Hence, $B_A=B\;\hat k$ and $E_A=E\;\hat j$
$$\color{blue}{\bf [a]}$$
From (1), to have $B_B\gt B_A$,
$$\vec B_B-\vec B_A=-\dfrac{\vec v_{BA}\times \vec E_A}{c^2}$$
So, we need to make $\vec B_B-\vec B_A\gt 0$, and hence,
$-\dfrac{\vec v_{BA}\times \vec E_A}{c^2}\gt 0$.
This means that $(\vec v_{BA}\times \vec E_A)$ must be in the negative $z$-direction.
But we know that $E_A$ is in the positive $y$-direction, so $v_{BA}$ must be in the negative $x$-direction.
Therefore the rocket is, in this case, moving to the left in the negative $x$-direction.
$$\color{blue}{\bf [b]}$$
From (1), to have $B_B=B_A$,
$$\vec B_B-\vec B_A=-\dfrac{\vec v_{BA}\times \vec E_A}{c^2}=0$$
So, we need to make $\vec B_B-\vec B_A= 0$, and hence,
$-\dfrac{\vec v_{BA}\times \vec E_A}{c^2}=0$.
This means that $(\vec v_{BA}$ and $ \vec E_A)$ must be in the same direction.
But we know that $E_A$ is in the positive $y$-direction, so $v_{BA}$ must be in the negative or positive $y$-direction.

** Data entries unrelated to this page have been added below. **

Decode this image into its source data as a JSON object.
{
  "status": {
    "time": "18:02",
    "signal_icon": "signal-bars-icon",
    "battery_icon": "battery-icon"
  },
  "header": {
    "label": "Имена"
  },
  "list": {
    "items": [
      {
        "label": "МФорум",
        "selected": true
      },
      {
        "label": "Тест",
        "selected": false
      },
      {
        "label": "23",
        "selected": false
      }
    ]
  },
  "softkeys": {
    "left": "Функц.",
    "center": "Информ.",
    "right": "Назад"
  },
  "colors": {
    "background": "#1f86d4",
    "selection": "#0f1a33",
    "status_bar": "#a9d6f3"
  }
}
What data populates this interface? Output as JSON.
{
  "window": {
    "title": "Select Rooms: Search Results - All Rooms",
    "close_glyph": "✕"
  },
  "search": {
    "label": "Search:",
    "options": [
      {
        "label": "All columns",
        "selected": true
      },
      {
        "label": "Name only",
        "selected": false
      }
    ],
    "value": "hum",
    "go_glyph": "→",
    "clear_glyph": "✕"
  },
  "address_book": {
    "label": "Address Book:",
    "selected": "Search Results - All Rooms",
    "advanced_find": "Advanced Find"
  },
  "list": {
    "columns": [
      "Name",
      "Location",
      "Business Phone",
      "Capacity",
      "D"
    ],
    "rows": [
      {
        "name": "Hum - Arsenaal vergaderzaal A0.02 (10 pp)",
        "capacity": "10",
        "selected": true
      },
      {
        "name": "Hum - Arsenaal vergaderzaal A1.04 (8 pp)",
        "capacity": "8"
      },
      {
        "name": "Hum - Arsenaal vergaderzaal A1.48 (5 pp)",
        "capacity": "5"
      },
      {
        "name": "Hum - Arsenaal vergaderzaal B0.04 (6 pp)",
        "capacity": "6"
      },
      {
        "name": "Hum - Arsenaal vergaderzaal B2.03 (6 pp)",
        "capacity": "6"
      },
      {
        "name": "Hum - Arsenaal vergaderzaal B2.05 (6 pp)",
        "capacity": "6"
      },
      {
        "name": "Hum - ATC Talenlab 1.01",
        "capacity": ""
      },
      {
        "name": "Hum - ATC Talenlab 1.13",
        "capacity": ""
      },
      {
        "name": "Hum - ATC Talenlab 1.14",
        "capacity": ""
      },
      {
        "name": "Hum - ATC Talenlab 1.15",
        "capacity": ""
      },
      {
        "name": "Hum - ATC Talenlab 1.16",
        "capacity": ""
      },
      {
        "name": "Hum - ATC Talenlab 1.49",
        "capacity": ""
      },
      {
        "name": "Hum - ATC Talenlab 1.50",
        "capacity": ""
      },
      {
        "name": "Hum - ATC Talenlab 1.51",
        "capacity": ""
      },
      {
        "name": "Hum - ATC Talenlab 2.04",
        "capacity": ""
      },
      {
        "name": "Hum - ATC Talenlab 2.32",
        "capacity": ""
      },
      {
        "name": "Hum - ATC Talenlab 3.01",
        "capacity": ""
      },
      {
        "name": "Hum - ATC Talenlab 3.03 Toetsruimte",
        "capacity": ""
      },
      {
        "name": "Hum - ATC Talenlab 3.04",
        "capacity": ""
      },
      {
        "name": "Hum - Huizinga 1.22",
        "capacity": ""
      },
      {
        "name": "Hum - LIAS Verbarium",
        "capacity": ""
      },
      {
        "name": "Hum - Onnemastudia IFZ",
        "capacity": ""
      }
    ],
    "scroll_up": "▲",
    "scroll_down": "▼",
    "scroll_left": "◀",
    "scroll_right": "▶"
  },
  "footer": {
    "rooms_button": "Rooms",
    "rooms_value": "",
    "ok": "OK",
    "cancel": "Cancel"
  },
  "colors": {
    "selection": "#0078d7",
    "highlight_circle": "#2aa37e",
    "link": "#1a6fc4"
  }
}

Therefore the rocket is, in this case, moving upward or downward in the $y$-direction.
$$\color{blue}{\bf [c]}$$
From (1), to have $B_B\lt B_A$,
$$\vec B_B-\vec B_A= -\dfrac{\vec v_{BA}\times \vec E_A}{c^2} $$
So, we need to make $\vec B_B-\vec B_A\lt 0$, and hence,
$-\dfrac{\vec v_{BA}\times \vec E_A}{c^2}\lt 0$.
This means that $(\vec v_{BA}\times \vec E_A)$ must be in the positive $z$-direction.
But we know that $E_A$ is in the positive $y$-direction, so $v_{BA}$ must be in the positive $x$-direction.
Therefore the rocket is, in this case, moving to the right in the positive $x$-direction.